我自然分辨得清自報家門的代價與後果,我必須這麼做。一則,安德森火燒張世豪的倉庫,直截了當打他顏麵,澳門江湖滿城風雨,不反擊算是認栽認慫,如果反擊,安德森試探也就罷了,一旦是動真格的,徹底暴怒,兩方劍拔弩張,現階段也是極大的掣肘。怎樣化解這場不見血光的博弈呢?

女人出馬容易得多,安德森不是流氓地痞,他不至拿我泄憤,他隻能記張世豪。他先違背君子之約,底氣不硬,他仍會從我身上開刀,我區區女子,和他耍無賴他幹吃啞巴虧。
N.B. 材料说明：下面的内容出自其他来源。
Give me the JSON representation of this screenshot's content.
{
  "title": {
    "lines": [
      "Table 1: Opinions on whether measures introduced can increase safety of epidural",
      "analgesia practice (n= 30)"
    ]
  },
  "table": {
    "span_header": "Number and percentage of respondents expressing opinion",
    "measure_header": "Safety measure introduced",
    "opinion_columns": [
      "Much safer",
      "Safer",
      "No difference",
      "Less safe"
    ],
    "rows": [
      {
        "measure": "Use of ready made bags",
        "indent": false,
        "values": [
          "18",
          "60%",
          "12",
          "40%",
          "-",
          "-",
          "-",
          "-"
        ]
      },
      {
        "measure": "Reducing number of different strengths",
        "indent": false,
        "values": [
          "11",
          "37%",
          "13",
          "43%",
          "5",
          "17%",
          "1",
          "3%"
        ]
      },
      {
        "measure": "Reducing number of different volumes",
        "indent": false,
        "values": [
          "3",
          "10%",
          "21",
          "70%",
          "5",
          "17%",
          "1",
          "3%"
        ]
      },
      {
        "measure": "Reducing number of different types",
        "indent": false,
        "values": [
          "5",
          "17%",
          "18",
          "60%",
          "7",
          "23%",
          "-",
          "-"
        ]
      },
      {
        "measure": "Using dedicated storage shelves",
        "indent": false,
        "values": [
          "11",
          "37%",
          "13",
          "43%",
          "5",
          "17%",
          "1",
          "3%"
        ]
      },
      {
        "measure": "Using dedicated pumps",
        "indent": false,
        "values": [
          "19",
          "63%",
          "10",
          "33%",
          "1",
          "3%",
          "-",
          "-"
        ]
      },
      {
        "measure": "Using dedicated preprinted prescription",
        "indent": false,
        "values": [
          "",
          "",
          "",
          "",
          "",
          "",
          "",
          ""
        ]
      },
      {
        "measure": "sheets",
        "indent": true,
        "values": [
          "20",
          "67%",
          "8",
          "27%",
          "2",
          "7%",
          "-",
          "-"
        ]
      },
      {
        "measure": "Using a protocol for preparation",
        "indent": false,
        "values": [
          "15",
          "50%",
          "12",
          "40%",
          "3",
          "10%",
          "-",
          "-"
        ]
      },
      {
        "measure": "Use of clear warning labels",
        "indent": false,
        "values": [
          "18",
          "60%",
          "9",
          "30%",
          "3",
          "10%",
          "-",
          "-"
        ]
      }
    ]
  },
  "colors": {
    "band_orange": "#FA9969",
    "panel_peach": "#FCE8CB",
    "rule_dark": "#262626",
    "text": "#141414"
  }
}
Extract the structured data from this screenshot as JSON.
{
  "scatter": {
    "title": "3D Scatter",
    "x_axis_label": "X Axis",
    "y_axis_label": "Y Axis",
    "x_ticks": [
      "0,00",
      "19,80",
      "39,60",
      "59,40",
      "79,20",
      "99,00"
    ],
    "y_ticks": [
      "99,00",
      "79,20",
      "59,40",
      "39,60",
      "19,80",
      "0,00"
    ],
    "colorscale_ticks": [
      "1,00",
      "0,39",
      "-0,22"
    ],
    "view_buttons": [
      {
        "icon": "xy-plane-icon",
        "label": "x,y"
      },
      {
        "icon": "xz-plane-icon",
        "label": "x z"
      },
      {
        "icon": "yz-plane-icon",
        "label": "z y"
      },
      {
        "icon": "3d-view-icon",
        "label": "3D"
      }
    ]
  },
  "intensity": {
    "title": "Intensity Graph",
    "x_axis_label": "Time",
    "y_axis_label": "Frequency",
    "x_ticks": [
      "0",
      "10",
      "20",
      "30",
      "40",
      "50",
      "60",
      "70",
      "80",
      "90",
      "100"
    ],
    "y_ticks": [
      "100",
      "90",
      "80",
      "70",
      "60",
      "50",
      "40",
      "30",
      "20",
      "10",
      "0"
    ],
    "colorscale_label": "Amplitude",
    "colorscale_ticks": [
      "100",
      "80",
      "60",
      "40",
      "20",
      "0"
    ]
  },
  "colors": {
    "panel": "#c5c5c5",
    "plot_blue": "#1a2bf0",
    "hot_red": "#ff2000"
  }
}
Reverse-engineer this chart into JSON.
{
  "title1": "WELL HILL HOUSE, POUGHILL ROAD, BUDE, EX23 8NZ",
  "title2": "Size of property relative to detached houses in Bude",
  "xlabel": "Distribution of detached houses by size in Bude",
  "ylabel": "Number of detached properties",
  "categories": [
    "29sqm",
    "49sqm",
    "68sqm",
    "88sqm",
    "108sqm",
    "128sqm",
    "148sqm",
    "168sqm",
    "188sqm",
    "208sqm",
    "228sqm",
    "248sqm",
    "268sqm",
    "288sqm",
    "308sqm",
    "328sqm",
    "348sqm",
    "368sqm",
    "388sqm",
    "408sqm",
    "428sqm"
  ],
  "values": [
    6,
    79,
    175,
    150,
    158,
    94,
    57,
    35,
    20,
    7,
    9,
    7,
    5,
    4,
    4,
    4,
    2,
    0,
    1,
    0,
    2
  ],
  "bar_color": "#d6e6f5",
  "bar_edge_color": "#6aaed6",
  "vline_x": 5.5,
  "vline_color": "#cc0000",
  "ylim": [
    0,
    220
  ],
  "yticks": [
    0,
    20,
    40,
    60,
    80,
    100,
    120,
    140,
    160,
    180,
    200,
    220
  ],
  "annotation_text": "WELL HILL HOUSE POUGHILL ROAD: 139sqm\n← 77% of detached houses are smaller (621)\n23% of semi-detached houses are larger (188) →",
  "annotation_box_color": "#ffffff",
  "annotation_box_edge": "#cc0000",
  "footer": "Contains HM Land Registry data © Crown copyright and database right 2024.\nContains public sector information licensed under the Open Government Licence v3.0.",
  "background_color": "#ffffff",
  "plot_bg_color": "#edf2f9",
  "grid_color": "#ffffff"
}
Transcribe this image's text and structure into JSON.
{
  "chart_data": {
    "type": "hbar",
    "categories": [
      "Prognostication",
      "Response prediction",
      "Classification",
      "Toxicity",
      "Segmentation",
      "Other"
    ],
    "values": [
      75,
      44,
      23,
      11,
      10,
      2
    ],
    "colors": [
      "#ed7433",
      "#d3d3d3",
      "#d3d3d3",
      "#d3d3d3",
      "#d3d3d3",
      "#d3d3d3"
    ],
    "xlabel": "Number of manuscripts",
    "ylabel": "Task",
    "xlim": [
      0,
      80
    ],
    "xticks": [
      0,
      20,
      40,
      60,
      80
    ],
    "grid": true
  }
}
二則,我借焚安德森碼頭虛張聲勢,祖宗和關彥庭步步緊逼難以喘息,他們知曉張世豪吞並勝義,與亨京簽署了跨國販毒條約,這些權勢和錢財盡管在澳門生根發芽,卻不足以威懾東北河北的條子,澳門地界小,張世豪有能耐攻占東三省自立為王,澳門混得風生水起是情理之中,可不同是,安德森的勢力觸角在歐洲,敢給他下馬威的少之又少,很快傳遍澳門地域,東北的條子必然認為張世豪謀略厲害,已經東山再起,絕非表麵這般簡單,像是故作勢弱,否則沒膽量宣戰安德森。結合祖宗的橄欖枝不接,所有妄圖拿下張世豪立功的條子,都要戛然而止,三思後行。

三則,大B合作,不代表安德森合作,他此舉十拿九穩衝著反目解約,他很可能避而不見,不給一絲談判的餘地,我糟踐了他的倉庫,留一尺話柄,也是等待惹惱他,會麵的契機。